# Push Shift API data Scrapping

## Problem Statement:

Ｍy objective is to determine which channel to direct the player to, by the used of their words. I will be looking at two specific game, League of Legends and Rainbow 6. Because these two games have to most active community and the play style of the two games are very different. I will obtain subreddit API from both game and apply the data to two classifier regression models: Logistic Regression and Random Forest Classifier. Then I will observe top ten less/most likely words that player will mentioned in these two games.
    
#### Contents:
- [Getting Submissions & Comments from Tom Clancy's Rainbow Six Siege Subreddit](#Getting-Submissions-and-Comments-from-Tom-Clancy's-Rainbow-Six-Siege-Subreddit)
- [Getting Submissions and Comments from League of Legends Subreddit](#Getting-Submissions-and-Comments-from-League-of-Legends-Subreddit)
- [Finalizing DataSet](#Finalizing-DataSet)

---

### Importing libaries

In [1]:
import requests
import json
import pandas as pd
import time
import re

## Push-Shift API

Here I am acquiring subreddit through API. I performed a loop that will continues to obtain data based on the prior date of previous data.

In [58]:
def pushshift(reqtype, sub, after):
    reqtype = reqtype
    sub = sub
    after = after
    before = None
    url = 'https://api.pushshift.io/reddit/search/'+reqtype+'?sort=desc&size=1000&after='+after+'&subreddit='+sub
    print ('getting '+reqtype+' from '+sub)
    res = requests.get(url)
    data = json.loads(res.content)
    if len(data['data']) > 0:
        date = data['data'][-1]['created_utc']
    else:
        date = None
    for i in range(9):
        before = str(date)
        url_i = 'https://api.pushshift.io/reddit/search/'+reqtype+'?sort=desc&size=1000&before='+before+'&after='+after+'&subreddit='+sub
        print('getting url:'+ url_i)
        res_i = requests.get(url_i)
        data_i = json.loads(res_i.content)
        data['data'].extend(data_i['data'])
        date = data_i['data'][-1]['created_utc']
        time.sleep(1)
    return data['data']

# Getting Submissions and Comments from Tom Clancy's Rainbow Six Siege Subreddit
---

**Submission**<br/>
In this case, I found out that I only needed the information in **_title_** and **_selftext_**  ; therefore, I combined those two variables into one column and named it **submission_text**.

**Comment**<br/>
I only needed the information lie within  **_body_** from my comments API.

**Why?**<br/>
- After obtained API from submission and comment, I filtered out the information that is required, then I concatenate two columns from two separate DataFrame into one DataFrame.
- I set an new columns as my target (binary result), if the context is from rainbow six it will be 1, else 0.
- I performed a Regular Expression (regex) to filtered out the context that contained any URLs. Because they obtained a big amount of unnecessary information and removing them can dramatically speed up processing.
---

In [3]:
sub_r6 = pushshift('submission', 'rainbow6', '60d')

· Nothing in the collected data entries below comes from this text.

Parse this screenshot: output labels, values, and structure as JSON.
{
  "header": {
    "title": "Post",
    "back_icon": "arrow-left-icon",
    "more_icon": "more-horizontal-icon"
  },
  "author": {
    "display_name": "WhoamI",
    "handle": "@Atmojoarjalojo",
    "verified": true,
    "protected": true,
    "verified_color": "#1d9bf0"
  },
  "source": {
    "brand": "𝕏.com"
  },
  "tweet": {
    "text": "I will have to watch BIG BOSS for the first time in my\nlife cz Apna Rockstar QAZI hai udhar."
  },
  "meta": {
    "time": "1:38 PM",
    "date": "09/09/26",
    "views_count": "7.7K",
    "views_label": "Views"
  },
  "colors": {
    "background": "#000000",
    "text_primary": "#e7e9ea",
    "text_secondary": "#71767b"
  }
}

getting submission from rainbow6
getting url:https://api.pushshift.io/reddit/search/submission?sort=desc&size=1000&before=1545069697&after=60d&subreddit=rainbow6
getting url:https://api.pushshift.io/reddit/search/submission?sort=desc&size=1000&before=1544948080&after=60d&subreddit=rainbow6
getting url:https://api.pushshift.io/reddit/search/submission?sort=desc&size=1000&before=1544821602&after=60d&subreddit=rainbow6
getting url:https://api.pushshift.io/reddit/search/submission?sort=desc&size=1000&before=1544680702&after=60d&subreddit=rainbow6
getting url:https://api.pushshift.io/reddit/search/submission?sort=desc&size=1000&before=1544564418&after=60d&subreddit=rainbow6
getting url:https://api.pushshift.io/reddit/search/submission?sort=desc&size=1000&before=1544458972&after=60d&subreddit=rainbow6
getting url:https://api.pushshift.io/reddit/search/submission?sort=desc&size=1000&before=1544332593&after=60d&subreddit=rainbow6
getting url:https://api.pushshift.io/reddit/search/submission?so

In [4]:
com_r6 = pushshift('comment', 'rainbow6', '60d')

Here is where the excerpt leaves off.